Charles Bronson, de son vrai nom Charles Dennis Buchinsky, est né le 3 novembre 1921 à Ehrenfeld, en Pennsylvanie, dans une famille d’immigrés lituaniens très modeste. Son père, mineur de charbon, décède alors qu’il est encore enfant, obligeant le jeune Charles à travailler très tôt pour aider les siens. Issu d’une fratrie nombreuse, il connaît une jeunesse rude, marquée par la pauvreté et les dures conditions de vie des régions minières américaines.
Durant la Seconde Guerre mondiale, il s’engage dans l’armée de l’air des États-Unis et sert comme mitrailleur à bord d’un bombardier. Il effectue plusieurs missions en Europe et reçoit la Purple Heart après avoir été blessé au combat. Cette expérience militaire forge son caractère, sa discipline et son sens du devoir, des traits qui marqueront plus tard ses rôles à l’écran.

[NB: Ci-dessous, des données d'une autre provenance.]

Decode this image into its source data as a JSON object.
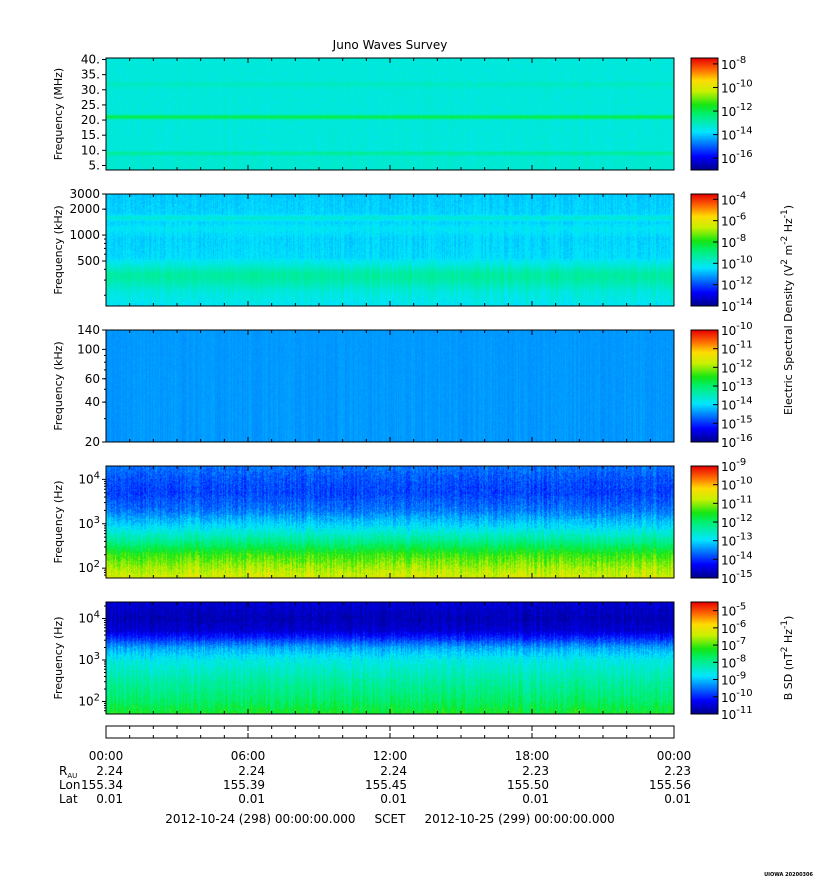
{
  "chart_data": {
    "type": "heatmap",
    "title": "Juno Waves Survey",
    "time_axis": {
      "ticks": [
        "00:00",
        "06:00",
        "12:00",
        "18:00",
        "00:00"
      ],
      "ephemeris": [
        {
          "label": "R",
          "sub": "AU",
          "values": [
            "2.24",
            "2.24",
            "2.24",
            "2.23",
            "2.23"
          ]
        },
        {
          "label": "Lon",
          "sub": "",
          "values": [
            "155.34",
            "155.39",
            "155.45",
            "155.50",
            "155.56"
          ]
        },
        {
          "label": "Lat",
          "sub": "",
          "values": [
            "0.01",
            "0.01",
            "0.01",
            "0.01",
            "0.01"
          ]
        }
      ],
      "range_text": "2012-10-24 (298) 00:00:00.000     SCET     2012-10-25 (299) 00:00:00.000",
      "start": "2012-10-24 00:00:00",
      "end": "2012-10-25 00:00:00"
    },
    "panels": [
      {
        "ylabel": "Frequency (MHz)",
        "yscale": "linear",
        "ylim": [
          3.5,
          40.5
        ],
        "yticks": [
          {
            "v": 5,
            "t": "5."
          },
          {
            "v": 10,
            "t": "10."
          },
          {
            "v": 15,
            "t": "15."
          },
          {
            "v": 20,
            "t": "20."
          },
          {
            "v": 25,
            "t": "25."
          },
          {
            "v": 30,
            "t": "30."
          },
          {
            "v": 35,
            "t": "35."
          },
          {
            "v": 40,
            "t": "40."
          }
        ],
        "color_range_log10": [
          -17,
          -7.5
        ],
        "color_ticks": [
          -8,
          -10,
          -12,
          -14,
          -16
        ],
        "spectrum": [
          [
            3.5,
            -13.3
          ],
          [
            8,
            -13.3
          ],
          [
            9,
            -12.6
          ],
          [
            10,
            -13.4
          ],
          [
            20,
            -13.4
          ],
          [
            21,
            -11.7
          ],
          [
            22,
            -13.4
          ],
          [
            30,
            -13.4
          ],
          [
            32,
            -13.1
          ],
          [
            33,
            -13.4
          ],
          [
            40.5,
            -13.4
          ]
        ],
        "noise": 0.1,
        "grain": 0.15
      },
      {
        "ylabel": "Frequency (kHz)",
        "yscale": "log",
        "ylim": [
          150,
          3000
        ],
        "yticks": [
          {
            "v": 500,
            "t": "500"
          },
          {
            "v": 1000,
            "t": "1000"
          },
          {
            "v": 2000,
            "t": "2000"
          },
          {
            "v": 3000,
            "t": "3000"
          }
        ],
        "color_range_log10": [
          -14,
          -3.5
        ],
        "color_ticks": [
          -4,
          -6,
          -8,
          -10,
          -12,
          -14
        ],
        "spectrum": [
          [
            150,
            -10.3
          ],
          [
            220,
            -10.0
          ],
          [
            300,
            -9.4
          ],
          [
            350,
            -9.3
          ],
          [
            420,
            -9.8
          ],
          [
            550,
            -10.5
          ],
          [
            900,
            -10.6
          ],
          [
            1200,
            -10.3
          ],
          [
            1400,
            -10.6
          ],
          [
            1600,
            -9.9
          ],
          [
            1750,
            -10.6
          ],
          [
            3000,
            -10.7
          ]
        ],
        "noise": 0.3,
        "grain": 0.2
      },
      {
        "ylabel": "Frequency (kHz)",
        "yscale": "log",
        "ylim": [
          20,
          140
        ],
        "yticks": [
          {
            "v": 20,
            "t": "20"
          },
          {
            "v": 40,
            "t": "40"
          },
          {
            "v": 60,
            "t": "60"
          },
          {
            "v": 100,
            "t": "100"
          },
          {
            "v": 140,
            "t": "140"
          }
        ],
        "color_range_log10": [
          -16,
          -10
        ],
        "color_ticks": [
          -10,
          -11,
          -12,
          -13,
          -14,
          -15,
          -16
        ],
        "spectrum": [
          [
            20,
            -14.4
          ],
          [
            140,
            -14.4
          ]
        ],
        "noise": 0.08,
        "grain": 0.05
      },
      {
        "ylabel": "Frequency (Hz)",
        "yscale": "log",
        "ylim": [
          60,
          20000
        ],
        "yticks": [
          {
            "v": 100,
            "t": "10",
            "sup": "2"
          },
          {
            "v": 1000,
            "t": "10",
            "sup": "3"
          },
          {
            "v": 10000,
            "t": "10",
            "sup": "4"
          }
        ],
        "color_range_log10": [
          -15,
          -9
        ],
        "color_ticks": [
          -9,
          -10,
          -11,
          -12,
          -13,
          -14,
          -15
        ],
        "spectrum": [
          [
            60,
            -10.6
          ],
          [
            100,
            -10.9
          ],
          [
            200,
            -11.4
          ],
          [
            400,
            -12.2
          ],
          [
            800,
            -12.9
          ],
          [
            2000,
            -13.6
          ],
          [
            5000,
            -13.9
          ],
          [
            10000,
            -13.8
          ],
          [
            20000,
            -13.6
          ]
        ],
        "noise": 0.3,
        "grain": 0.25
      },
      {
        "ylabel": "Frequency (Hz)",
        "yscale": "log",
        "ylim": [
          50,
          25000
        ],
        "yticks": [
          {
            "v": 100,
            "t": "10",
            "sup": "2"
          },
          {
            "v": 1000,
            "t": "10",
            "sup": "3"
          },
          {
            "v": 10000,
            "t": "10",
            "sup": "4"
          }
        ],
        "color_range_log10": [
          -11,
          -4.5
        ],
        "color_ticks": [
          -5,
          -6,
          -7,
          -8,
          -9,
          -10,
          -11
        ],
        "spectrum": [
          [
            50,
            -7.3
          ],
          [
            100,
            -7.7
          ],
          [
            300,
            -8.1
          ],
          [
            1000,
            -8.6
          ],
          [
            2000,
            -9.2
          ],
          [
            3000,
            -9.8
          ],
          [
            5000,
            -10.5
          ],
          [
            10000,
            -10.7
          ],
          [
            25000,
            -10.5
          ]
        ],
        "noise": 0.3,
        "grain": 0.25
      }
    ],
    "colorbar_labels": [
      {
        "text": "Electric Spectral Density (V",
        "sup1": "2",
        "mid": " m",
        "sup2": "-2",
        "mid2": " Hz",
        "sup3": "-1",
        "end": ")"
      },
      {
        "text": "B SD (nT",
        "sup1": "2",
        "mid": " Hz",
        "sup2": "-1",
        "mid2": "",
        "sup3": "",
        "end": ")"
      }
    ],
    "footer_stamp": "UIOWA 20200306"
  }
}
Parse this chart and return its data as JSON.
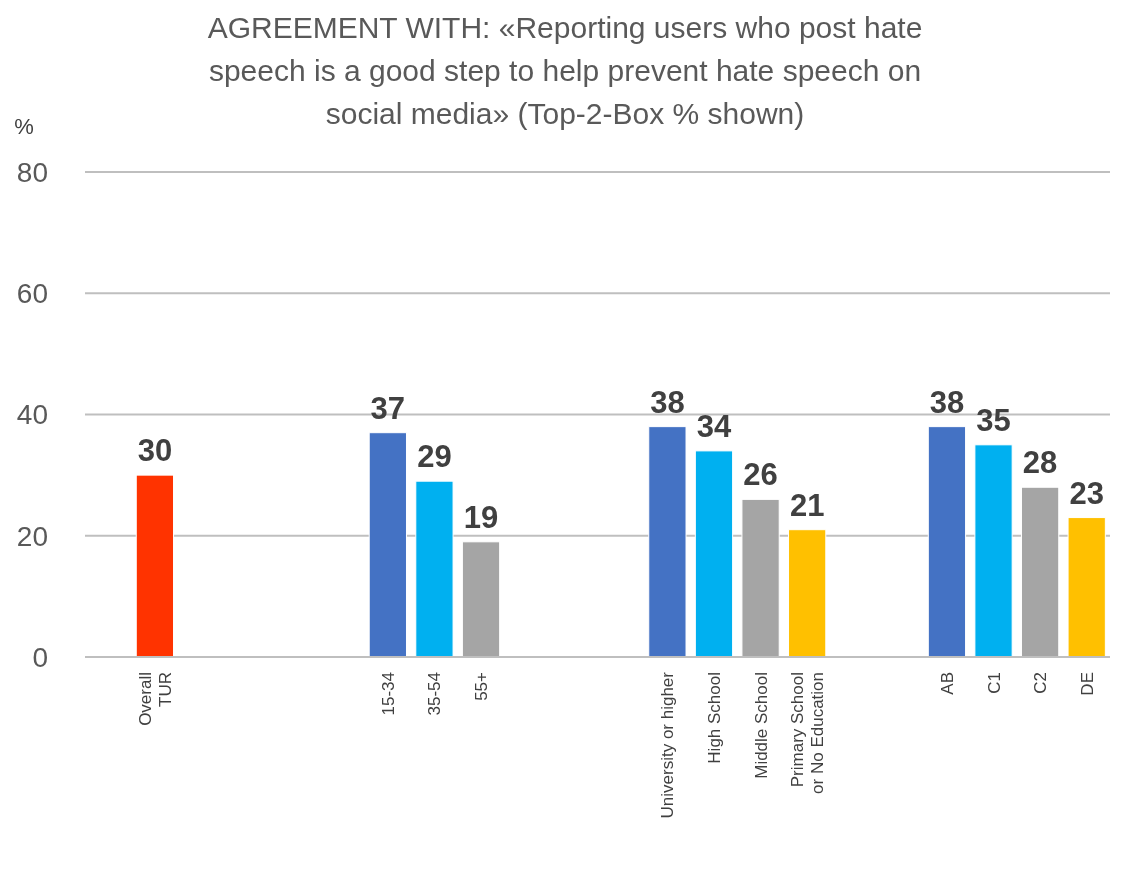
{
  "chart_data": {
    "type": "bar",
    "title": "AGREEMENT WITH: «Reporting users who post hate speech is a good step to help prevent hate speech on social media» (Top-2-Box % shown)",
    "ylabel": "%",
    "categories": [
      null,
      "Overall\nTUR",
      null,
      null,
      null,
      null,
      "15-34",
      "35-54",
      "55+",
      null,
      null,
      null,
      "University  or higher",
      "High School",
      "Middle School",
      "Primary School\nor No Education",
      null,
      null,
      "AB",
      "C1",
      "C2",
      "DE"
    ],
    "values": [
      null,
      30,
      null,
      null,
      null,
      null,
      37,
      29,
      19,
      null,
      null,
      null,
      38,
      34,
      26,
      21,
      null,
      null,
      38,
      35,
      28,
      23
    ],
    "colors": [
      null,
      "#ff3300",
      null,
      null,
      null,
      null,
      "#4472c4",
      "#00b0f0",
      "#a5a5a5",
      null,
      null,
      null,
      "#4472c4",
      "#00b0f0",
      "#a5a5a5",
      "#ffc000",
      null,
      null,
      "#4472c4",
      "#00b0f0",
      "#a5a5a5",
      "#ffc000"
    ],
    "ylim": [
      0,
      80
    ],
    "yticks": [
      0,
      20,
      40,
      60,
      80
    ],
    "grid": "y",
    "data_labels": true
  }
}
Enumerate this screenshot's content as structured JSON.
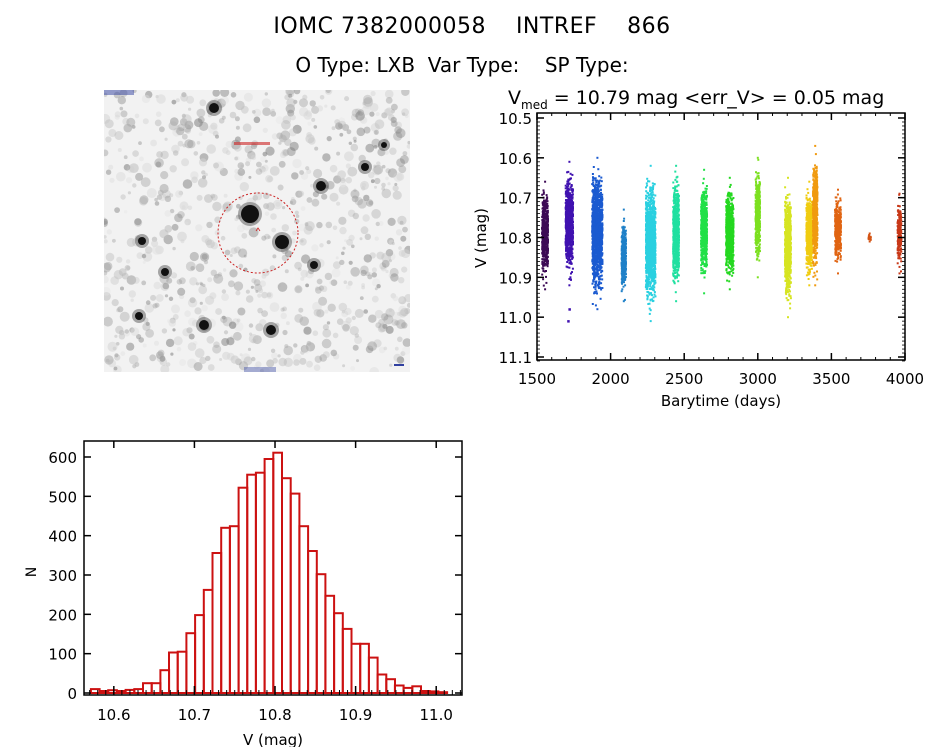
{
  "header": {
    "line1": "IOMC 7382000058    INTREF    866",
    "line2": "O Type: LXB  Var Type:    SP Type:"
  },
  "sky_image": {
    "description_icon": "sky-finder-chart",
    "circle_color": "#cc2222"
  },
  "chart_data": [
    {
      "type": "scatter",
      "name": "light-curve",
      "title_main": "V",
      "title_sub": "med",
      "title_rest": " = 10.79 mag <err_V> = 0.05 mag",
      "xlabel": "Barytime (days)",
      "ylabel": "V (mag)",
      "xlim": [
        1500,
        4000
      ],
      "ylim": [
        11.12,
        10.49
      ],
      "xticks": [
        1500,
        2000,
        2500,
        3000,
        3500,
        4000
      ],
      "xtick_labels": [
        "1500",
        "2000",
        "2500",
        "3000",
        "3500",
        "4000"
      ],
      "yticks": [
        10.5,
        10.6,
        10.7,
        10.8,
        10.9,
        11.0,
        11.1
      ],
      "ytick_labels": [
        "10.5",
        "10.6",
        "10.7",
        "10.8",
        "10.9",
        "11.0",
        "11.1"
      ],
      "clusters": [
        {
          "x0": 1535,
          "x1": 1575,
          "ymin": 10.66,
          "ymax": 10.93,
          "color": "#3d0a55"
        },
        {
          "x0": 1695,
          "x1": 1745,
          "ymin": 10.61,
          "ymax": 10.92,
          "color": "#4012b0",
          "outliers": [
            [
              1720,
              10.98
            ],
            [
              1712,
              11.01
            ]
          ]
        },
        {
          "x0": 1875,
          "x1": 1945,
          "ymin": 10.6,
          "ymax": 10.98,
          "color": "#1a5ad0"
        },
        {
          "x0": 2075,
          "x1": 2105,
          "ymin": 10.73,
          "ymax": 10.96,
          "color": "#1f80c8"
        },
        {
          "x0": 2240,
          "x1": 2305,
          "ymin": 10.62,
          "ymax": 11.01,
          "color": "#2ad0e0"
        },
        {
          "x0": 2425,
          "x1": 2465,
          "ymin": 10.62,
          "ymax": 10.96,
          "color": "#20e0a0"
        },
        {
          "x0": 2615,
          "x1": 2655,
          "ymin": 10.63,
          "ymax": 10.94,
          "color": "#22e048"
        },
        {
          "x0": 2785,
          "x1": 2835,
          "ymin": 10.65,
          "ymax": 10.93,
          "color": "#24d820"
        },
        {
          "x0": 2985,
          "x1": 3015,
          "ymin": 10.6,
          "ymax": 10.9,
          "color": "#7ce020"
        },
        {
          "x0": 3185,
          "x1": 3225,
          "ymin": 10.65,
          "ymax": 11.0,
          "color": "#d6e422"
        },
        {
          "x0": 3330,
          "x1": 3370,
          "ymin": 10.66,
          "ymax": 10.92,
          "color": "#f0cc10"
        },
        {
          "x0": 3375,
          "x1": 3405,
          "ymin": 10.57,
          "ymax": 10.92,
          "color": "#f09a10"
        },
        {
          "x0": 3525,
          "x1": 3565,
          "ymin": 10.68,
          "ymax": 10.89,
          "color": "#e06412"
        },
        {
          "x0": 3752,
          "x1": 3768,
          "ymin": 10.79,
          "ymax": 10.81,
          "color": "#d45414"
        },
        {
          "x0": 3950,
          "x1": 3975,
          "ymin": 10.69,
          "ymax": 10.89,
          "color": "#c83818"
        }
      ]
    },
    {
      "type": "bar",
      "name": "histogram",
      "xlabel": "V (mag)",
      "ylabel": "N",
      "xlim": [
        10.563,
        11.032
      ],
      "ylim": [
        0,
        635
      ],
      "bin_start": 10.5715,
      "bin_width": 0.01078,
      "values": [
        10,
        5,
        7,
        5,
        8,
        10,
        25,
        25,
        58,
        103,
        105,
        152,
        198,
        262,
        356,
        420,
        424,
        522,
        555,
        560,
        595,
        611,
        546,
        507,
        424,
        361,
        302,
        247,
        203,
        163,
        125,
        125,
        90,
        47,
        35,
        19,
        13,
        17,
        5,
        4,
        2
      ],
      "xticks": [
        10.6,
        10.7,
        10.8,
        10.9,
        11.0
      ],
      "xtick_labels": [
        "10.6",
        "10.7",
        "10.8",
        "10.9",
        "11.0"
      ],
      "yticks": [
        0,
        100,
        200,
        300,
        400,
        500,
        600
      ],
      "ytick_labels": [
        "0",
        "100",
        "200",
        "300",
        "400",
        "500",
        "600"
      ],
      "bar_color": "#cc1111"
    }
  ]
}
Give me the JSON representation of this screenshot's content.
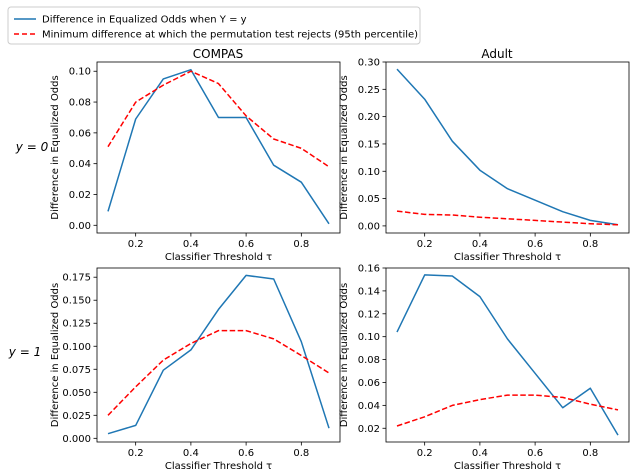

Après la guerre, il suit des cours d’art dramatique à Philadelphie puis à New York, où il rencontre d’autres jeunes comédiens. C’est à cette époque qu’il décide d’adopter le nom de scène Charles Bronson, plus simple à prononcer que son véritable patronyme d’origine lituanienne. Son regard perçant, son visage dur et sa voix grave lui ouvrent la voie vers des rôles de soldats, de hors-la-loi ou de justiciers.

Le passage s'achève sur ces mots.